Découvrir l’hiver pour la première fois
En 2002, Liliana Torres doit quitter la Colombie pour des raisons de sécurité. Sa vie ainsi que celle de sa fille sont en danger. Elle est alors dirigée vers l’ambassade canadienne.
« Je voulais rester sur le continent. Les autres endroits, comme l’Espagne, étaient trop loin. Je me disais que si on devait quitter notre pays, pourquoi devions-nous aussi quitter notre continent? », se rappelle Mme Torres.
À ce moment, tout ce qu’Elle sait du Canada, c’est qu’il y neige et qu’il y fait très froid. « Le monde pensait que notre animal de compagnie allait être un pingouin au lieu d’un chat ou d’un chien et qu’on allait vivre dans des igloos », indique la mère.
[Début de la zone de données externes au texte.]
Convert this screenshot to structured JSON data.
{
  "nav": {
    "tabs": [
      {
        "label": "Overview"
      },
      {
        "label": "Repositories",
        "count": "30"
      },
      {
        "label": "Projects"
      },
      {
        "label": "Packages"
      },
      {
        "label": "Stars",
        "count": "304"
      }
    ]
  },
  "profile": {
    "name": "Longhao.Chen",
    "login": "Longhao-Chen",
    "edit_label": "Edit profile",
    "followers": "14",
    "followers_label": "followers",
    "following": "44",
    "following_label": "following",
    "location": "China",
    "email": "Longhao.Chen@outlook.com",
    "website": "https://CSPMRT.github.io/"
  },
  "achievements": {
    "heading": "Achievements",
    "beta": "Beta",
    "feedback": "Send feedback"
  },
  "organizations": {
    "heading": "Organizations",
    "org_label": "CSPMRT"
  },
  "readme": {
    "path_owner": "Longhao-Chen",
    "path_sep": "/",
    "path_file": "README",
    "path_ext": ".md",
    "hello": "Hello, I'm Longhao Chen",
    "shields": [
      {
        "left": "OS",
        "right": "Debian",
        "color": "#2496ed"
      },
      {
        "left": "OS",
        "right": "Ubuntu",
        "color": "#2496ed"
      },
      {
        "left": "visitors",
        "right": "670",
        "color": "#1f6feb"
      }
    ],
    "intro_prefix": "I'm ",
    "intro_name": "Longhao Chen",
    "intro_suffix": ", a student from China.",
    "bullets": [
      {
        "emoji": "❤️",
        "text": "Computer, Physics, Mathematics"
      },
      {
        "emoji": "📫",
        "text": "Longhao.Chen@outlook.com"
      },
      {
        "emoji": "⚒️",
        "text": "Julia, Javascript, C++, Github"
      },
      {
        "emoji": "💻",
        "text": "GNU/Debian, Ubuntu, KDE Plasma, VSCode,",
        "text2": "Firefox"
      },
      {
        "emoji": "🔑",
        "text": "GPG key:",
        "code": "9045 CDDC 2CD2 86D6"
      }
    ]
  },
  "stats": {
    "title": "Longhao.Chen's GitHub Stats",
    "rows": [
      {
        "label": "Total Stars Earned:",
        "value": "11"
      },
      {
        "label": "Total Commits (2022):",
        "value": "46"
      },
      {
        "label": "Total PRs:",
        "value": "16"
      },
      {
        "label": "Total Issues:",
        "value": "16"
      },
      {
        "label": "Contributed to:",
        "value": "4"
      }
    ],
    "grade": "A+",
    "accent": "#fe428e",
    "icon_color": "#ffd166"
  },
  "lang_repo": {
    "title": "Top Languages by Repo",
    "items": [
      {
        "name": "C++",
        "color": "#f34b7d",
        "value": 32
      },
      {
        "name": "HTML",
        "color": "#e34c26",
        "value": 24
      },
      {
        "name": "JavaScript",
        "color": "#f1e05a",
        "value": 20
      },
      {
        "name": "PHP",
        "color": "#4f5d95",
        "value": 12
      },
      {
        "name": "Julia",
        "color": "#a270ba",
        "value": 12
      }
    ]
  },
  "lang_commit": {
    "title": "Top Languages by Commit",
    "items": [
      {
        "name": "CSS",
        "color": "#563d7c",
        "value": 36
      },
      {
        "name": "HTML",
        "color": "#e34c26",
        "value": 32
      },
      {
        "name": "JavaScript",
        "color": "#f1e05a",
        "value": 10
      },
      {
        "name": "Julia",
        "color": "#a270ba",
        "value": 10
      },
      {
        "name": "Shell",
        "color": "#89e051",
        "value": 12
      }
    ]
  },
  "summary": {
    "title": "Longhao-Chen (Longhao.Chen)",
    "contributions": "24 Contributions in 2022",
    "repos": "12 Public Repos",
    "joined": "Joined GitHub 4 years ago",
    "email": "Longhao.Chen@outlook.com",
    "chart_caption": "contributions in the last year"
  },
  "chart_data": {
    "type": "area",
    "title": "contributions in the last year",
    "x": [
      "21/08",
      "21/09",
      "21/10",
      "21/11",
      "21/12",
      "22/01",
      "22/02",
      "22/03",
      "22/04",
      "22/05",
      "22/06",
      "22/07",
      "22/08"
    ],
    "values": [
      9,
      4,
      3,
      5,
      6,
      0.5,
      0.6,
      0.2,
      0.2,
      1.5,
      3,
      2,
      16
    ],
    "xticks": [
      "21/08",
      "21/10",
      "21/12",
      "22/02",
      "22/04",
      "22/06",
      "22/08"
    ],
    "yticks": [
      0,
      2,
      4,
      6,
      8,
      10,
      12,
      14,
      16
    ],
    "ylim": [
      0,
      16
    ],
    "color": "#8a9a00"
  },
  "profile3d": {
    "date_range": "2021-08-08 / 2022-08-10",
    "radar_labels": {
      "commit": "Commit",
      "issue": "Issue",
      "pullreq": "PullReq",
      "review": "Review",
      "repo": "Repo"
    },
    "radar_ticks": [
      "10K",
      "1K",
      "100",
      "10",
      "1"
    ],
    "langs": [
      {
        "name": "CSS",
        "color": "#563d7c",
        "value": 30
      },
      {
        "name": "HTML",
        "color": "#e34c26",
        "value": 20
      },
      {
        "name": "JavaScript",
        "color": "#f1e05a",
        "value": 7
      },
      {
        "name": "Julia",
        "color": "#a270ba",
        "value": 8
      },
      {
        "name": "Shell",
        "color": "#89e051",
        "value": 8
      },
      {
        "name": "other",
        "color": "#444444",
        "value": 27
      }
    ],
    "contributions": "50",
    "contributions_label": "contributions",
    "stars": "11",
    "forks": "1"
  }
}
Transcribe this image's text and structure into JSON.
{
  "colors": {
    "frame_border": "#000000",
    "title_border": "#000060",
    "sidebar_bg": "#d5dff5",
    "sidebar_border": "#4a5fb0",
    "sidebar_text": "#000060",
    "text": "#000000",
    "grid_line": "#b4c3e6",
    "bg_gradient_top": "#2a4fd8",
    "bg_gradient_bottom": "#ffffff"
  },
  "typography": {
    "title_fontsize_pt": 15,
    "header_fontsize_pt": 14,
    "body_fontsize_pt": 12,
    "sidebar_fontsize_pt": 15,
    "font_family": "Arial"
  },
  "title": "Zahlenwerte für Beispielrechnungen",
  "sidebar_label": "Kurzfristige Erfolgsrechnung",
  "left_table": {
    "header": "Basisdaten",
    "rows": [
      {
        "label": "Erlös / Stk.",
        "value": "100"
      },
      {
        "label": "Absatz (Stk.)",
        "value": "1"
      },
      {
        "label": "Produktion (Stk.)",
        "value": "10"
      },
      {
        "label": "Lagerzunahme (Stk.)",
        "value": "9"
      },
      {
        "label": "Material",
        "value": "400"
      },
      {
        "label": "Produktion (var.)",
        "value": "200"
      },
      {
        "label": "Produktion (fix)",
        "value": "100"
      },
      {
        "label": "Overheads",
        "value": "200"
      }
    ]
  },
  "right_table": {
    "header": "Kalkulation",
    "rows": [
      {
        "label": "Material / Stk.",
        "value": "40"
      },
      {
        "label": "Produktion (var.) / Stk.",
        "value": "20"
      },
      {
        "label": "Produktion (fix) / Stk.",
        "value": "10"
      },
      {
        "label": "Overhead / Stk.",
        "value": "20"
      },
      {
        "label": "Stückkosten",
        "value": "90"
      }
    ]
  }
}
Mme Torres et sa fille Camila, alors âgée de 11 ans, débarquent à en sol québécois, le 24 octobre 2002. Elles y font leur première rencontre avec des bénévoles et avec la fraîcheur.
« Quand on est arrivée à l’aéroport, les bénévoles nous ont donné des gants, des manteaux, des foulards, etc. On s’est dit qu’il devait faire froid et c’est ce que l’on a constaté en allant à l’extérieur. Ils n’avaient pas de bottes à notre taille, alors nous portions nos bottes colombiennes. Je les trouvais tellement chaudes là-bas, mais elles ne l’étaient vraiment pas pour ici. C’était le genre de souliers que vous portiez au début de l’automne. Pour vous, c’était encore du temps confortable alors que pour nous, c’était glacial », fait-elle valoir.
« C’était assez froid. On avait eu les vêtements d’hiver à l’aéroport et on les a mis dès qu’on est arrivée à l’hôtel. On se faisait regarder bizarrement dans la rue. On n’avait aucune idée de ce qu’était la température au Québec », se souvient Camila, en riant.
La première neige
Un des plus beaux moments hivernaux qu’elles ont connus est lorsqu’elles ont vu de la neige pour la première fois.
« On est sortie jouer dans la neige, comme des enfants. On était tellement contente, se remémore Camila. J’avais trouvé cela froid et beau. »
Cette première neige a émerveillé le duo, habitué à des températures de 20 degrés Celsius. Les deux Colombiennes d’origines habitant aujourd’hui à Montréal, ont aussi connu leur premier Noël blanc.
« En Colombie, il fait chaud et tout le monde se réunit dehors pour Noël. Aujourd’hui, je ne peux pas imaginer un Noël sans neige », affirme Mme Torres.
La rudesse et la longueur de l’hiver a cependant eu le dessus sur l’euphorie des premiers jours.
« C’est très différent de la Colombie. Je savais qu’il y neigeait, mais pas autant. La quantité de neige et la durée de l’hiver ont été impressionnantes. On était contente pour le premier mois, mais après, on regardait par la fenêtre du demi-sous-sol où on habitait et on se demandait quand ça allait partir », mentionne Camila.
« Comme tout bon Québécois, on s’est mis à chialer qu’il faisait trop froid et que c’était trop long, vers la fin de l’hiver », mentionne Mme Torres.
Plus de 10 ans après leur déménagement forcé, la famille colombienne s’est acclimaté à leur nouveau chez-soi.
« Je ne pourrais plus endurer un climat chaud comme en Colombie. Je trouve que c’est quelque chose de bon d’avoir plusieurs saisons, car ça fait des changements dans l’année », maintient Camila.
« Le Québec, c’est chez nous. La Colombie est un chapitre fermé », soutient Mme Torres.